As long as you drank the whisky, you should be fine. Proceed to step 2 right away. You will find the instructions in the medicine cabinet.
"Time for the tin-foil hats, girls and boys!"

Guido Finucci

Quote from: St. Hugh, KSCYou will find the instructions in the medicine cabinet.

Wash, rinse and repeat? Take two capsules as needed to supress recurring reality? Insert tab A into slot A? Open other end?

I can't find step 2! Help!

Irreverend Hugh, KSC

Quote from: Guido Finucci
Quote from: St. Hugh, KSCYou will find the instructions in the medicine cabinet.

Wash, rinse and repeat? Take two capsules as needed to supress recurring reality? Insert tab A into slot A? Open other end?

I can't find step 2! Help!

In that case, scratch you left ear three times and say 'pfft'. If you have no left ear, you may have a problem.
"Time for the tin-foil hats, girls and boys!"

Guido Finucci


Irreverend Hugh, KSC

Quote from: Guido FinucciNope.

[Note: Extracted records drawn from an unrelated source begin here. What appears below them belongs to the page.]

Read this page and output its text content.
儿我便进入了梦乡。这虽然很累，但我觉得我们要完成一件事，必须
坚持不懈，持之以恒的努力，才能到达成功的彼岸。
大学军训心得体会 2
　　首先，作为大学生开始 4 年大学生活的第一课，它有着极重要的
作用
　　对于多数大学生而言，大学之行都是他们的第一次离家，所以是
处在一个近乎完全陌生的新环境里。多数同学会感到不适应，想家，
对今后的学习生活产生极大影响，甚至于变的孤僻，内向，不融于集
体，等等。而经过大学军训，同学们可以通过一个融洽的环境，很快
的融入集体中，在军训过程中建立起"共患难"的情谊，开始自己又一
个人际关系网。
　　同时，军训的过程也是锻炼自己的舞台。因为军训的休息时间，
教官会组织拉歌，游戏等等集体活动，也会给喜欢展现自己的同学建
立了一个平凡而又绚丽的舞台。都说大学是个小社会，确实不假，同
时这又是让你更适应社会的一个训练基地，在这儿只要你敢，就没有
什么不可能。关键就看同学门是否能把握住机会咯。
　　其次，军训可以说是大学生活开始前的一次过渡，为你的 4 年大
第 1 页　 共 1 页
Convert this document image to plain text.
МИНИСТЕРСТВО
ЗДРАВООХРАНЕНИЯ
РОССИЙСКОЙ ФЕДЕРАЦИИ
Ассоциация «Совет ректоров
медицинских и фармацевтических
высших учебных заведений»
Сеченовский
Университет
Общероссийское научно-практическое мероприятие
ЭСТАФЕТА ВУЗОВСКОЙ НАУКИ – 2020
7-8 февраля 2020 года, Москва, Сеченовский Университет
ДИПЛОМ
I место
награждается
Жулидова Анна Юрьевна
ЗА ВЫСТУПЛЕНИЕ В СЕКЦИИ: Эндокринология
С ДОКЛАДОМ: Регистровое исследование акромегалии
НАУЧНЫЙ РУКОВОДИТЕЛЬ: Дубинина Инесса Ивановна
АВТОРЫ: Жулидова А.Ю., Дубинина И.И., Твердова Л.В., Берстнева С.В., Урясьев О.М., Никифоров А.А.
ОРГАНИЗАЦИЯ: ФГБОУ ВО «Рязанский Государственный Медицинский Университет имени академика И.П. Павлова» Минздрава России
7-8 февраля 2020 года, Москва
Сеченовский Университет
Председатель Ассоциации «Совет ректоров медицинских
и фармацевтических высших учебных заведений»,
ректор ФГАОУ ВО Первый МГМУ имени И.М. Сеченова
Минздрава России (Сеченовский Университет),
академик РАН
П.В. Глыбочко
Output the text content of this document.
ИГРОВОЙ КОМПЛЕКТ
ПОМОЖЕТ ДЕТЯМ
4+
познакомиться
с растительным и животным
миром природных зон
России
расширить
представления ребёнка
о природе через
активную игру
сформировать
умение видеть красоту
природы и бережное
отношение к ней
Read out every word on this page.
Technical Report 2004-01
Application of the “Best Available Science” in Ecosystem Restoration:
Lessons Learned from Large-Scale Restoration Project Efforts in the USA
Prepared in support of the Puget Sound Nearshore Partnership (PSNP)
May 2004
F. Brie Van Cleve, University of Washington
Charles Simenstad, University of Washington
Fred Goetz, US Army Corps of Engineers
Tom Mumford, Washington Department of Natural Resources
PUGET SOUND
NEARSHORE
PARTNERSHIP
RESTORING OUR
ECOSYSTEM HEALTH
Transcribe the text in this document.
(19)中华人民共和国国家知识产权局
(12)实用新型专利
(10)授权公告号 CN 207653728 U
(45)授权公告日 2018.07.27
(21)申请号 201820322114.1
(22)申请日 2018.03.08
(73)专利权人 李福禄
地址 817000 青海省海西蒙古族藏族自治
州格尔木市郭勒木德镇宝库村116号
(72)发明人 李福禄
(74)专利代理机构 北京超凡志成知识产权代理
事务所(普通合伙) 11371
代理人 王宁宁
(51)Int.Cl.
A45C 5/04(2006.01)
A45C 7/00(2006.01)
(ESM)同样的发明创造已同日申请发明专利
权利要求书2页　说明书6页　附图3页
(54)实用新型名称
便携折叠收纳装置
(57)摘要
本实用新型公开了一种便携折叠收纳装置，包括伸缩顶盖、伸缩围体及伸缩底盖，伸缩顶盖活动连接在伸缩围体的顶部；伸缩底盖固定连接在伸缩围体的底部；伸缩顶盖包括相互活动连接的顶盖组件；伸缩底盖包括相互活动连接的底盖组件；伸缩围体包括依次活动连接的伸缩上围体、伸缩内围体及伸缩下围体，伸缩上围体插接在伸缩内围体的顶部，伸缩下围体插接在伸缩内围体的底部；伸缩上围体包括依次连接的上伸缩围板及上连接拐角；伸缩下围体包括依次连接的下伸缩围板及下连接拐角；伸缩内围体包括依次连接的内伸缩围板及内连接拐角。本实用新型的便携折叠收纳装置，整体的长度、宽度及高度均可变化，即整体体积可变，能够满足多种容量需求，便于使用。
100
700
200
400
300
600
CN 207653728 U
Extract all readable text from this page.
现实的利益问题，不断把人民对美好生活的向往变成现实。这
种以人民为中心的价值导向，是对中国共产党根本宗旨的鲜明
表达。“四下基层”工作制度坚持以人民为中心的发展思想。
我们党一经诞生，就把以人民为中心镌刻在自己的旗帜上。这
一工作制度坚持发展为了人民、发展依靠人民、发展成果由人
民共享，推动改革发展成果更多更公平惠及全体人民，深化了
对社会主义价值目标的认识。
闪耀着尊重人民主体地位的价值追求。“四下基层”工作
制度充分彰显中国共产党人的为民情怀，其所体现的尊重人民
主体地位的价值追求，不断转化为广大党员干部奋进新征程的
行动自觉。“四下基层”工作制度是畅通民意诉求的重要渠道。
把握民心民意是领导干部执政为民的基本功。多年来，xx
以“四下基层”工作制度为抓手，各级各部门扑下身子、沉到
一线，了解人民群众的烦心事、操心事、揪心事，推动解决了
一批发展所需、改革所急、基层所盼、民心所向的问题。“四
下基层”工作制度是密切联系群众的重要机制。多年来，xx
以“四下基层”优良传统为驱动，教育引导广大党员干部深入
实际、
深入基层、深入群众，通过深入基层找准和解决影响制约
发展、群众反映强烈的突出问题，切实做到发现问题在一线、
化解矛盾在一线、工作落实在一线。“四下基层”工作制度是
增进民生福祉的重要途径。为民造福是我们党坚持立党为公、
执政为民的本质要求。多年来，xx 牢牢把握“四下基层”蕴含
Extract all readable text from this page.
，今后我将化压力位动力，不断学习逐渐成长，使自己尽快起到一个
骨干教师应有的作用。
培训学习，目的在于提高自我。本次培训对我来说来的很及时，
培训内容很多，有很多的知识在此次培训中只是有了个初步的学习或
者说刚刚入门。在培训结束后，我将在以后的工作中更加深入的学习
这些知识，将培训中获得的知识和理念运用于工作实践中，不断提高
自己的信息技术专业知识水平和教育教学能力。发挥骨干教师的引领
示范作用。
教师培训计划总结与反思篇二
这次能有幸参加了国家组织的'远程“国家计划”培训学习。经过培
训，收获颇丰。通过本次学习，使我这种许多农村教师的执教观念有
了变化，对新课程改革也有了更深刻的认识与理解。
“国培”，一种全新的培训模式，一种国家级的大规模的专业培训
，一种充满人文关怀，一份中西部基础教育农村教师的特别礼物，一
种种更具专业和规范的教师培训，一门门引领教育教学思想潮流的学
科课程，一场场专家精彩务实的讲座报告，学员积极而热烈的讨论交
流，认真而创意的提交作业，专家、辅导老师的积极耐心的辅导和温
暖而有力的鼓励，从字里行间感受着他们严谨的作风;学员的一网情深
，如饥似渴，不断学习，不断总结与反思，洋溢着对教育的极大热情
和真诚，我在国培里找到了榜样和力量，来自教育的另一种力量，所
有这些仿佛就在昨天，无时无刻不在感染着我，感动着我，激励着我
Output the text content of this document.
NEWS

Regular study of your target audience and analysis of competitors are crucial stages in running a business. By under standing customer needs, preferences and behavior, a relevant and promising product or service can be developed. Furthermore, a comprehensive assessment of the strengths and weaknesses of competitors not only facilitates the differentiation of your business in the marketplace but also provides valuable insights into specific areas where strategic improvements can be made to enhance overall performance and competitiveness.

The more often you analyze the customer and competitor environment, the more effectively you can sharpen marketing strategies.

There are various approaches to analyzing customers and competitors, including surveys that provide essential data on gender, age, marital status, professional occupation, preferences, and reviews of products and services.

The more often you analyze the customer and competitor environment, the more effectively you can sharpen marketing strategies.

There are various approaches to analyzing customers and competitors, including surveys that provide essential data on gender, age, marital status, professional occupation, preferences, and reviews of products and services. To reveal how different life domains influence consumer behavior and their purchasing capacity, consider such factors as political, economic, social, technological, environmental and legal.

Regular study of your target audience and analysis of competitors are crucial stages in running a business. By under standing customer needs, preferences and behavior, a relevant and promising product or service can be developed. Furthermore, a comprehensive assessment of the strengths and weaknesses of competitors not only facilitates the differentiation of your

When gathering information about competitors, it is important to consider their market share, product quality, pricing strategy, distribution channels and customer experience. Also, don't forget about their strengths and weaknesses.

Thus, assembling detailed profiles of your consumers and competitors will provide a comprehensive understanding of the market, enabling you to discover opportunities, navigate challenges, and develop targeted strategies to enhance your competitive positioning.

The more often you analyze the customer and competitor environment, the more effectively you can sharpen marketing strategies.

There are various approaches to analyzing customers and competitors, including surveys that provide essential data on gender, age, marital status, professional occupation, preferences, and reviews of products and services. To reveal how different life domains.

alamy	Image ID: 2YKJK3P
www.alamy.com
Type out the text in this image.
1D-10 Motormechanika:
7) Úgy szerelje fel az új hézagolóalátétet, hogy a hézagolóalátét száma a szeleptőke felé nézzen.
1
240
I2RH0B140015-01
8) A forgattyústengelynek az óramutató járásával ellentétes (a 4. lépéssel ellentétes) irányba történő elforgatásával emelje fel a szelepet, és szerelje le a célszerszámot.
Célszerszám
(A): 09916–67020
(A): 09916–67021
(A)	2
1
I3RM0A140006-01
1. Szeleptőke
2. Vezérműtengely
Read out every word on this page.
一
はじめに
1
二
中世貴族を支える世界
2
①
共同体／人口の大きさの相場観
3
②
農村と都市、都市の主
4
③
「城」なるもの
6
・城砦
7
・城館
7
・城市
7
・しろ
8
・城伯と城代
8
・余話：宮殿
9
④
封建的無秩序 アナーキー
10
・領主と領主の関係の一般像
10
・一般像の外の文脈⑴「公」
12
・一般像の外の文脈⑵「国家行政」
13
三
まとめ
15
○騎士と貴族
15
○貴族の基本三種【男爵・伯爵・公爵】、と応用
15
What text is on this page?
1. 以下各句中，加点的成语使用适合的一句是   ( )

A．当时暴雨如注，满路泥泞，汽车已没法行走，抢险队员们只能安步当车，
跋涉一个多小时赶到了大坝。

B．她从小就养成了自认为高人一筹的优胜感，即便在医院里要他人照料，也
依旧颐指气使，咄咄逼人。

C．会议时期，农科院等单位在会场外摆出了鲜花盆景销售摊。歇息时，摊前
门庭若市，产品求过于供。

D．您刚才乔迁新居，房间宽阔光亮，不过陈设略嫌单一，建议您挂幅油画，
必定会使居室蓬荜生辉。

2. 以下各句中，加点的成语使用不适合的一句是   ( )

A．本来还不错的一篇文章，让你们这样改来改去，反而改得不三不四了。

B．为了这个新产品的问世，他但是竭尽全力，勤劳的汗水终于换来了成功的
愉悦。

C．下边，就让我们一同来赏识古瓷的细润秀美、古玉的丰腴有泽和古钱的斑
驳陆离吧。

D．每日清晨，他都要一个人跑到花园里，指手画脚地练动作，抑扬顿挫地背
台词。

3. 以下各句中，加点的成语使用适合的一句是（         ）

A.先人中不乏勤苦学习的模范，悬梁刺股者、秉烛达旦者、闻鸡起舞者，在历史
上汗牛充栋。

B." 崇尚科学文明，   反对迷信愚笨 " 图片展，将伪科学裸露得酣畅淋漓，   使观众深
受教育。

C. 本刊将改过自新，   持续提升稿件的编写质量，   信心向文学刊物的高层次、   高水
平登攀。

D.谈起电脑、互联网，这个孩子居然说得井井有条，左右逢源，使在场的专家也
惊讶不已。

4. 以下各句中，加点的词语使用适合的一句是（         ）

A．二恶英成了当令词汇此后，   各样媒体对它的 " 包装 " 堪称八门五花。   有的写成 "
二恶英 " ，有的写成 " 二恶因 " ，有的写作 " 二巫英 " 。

Still nothing.

Hmm. You must chew on the tequila worm, perhaps. Or maybe we should swat that Doubtless Incident fucker.
"Time for the tin-foil hats, girls and boys!"

Guido Finucci

I'll try the worm after dinner and see what happens. I may need to drink some of the tequila out of the bottle to get at the worm. Is that okay?

Irreverend Hugh, KSC

Quote from: Guido FinucciI'll try the worm after dinner and see what happens. I may need to drink some of the tequila out of the bottle to get at the worm. Is that okay?

Yes. But you have to drink all of the tequila first.
"Time for the tin-foil hats, girls and boys!"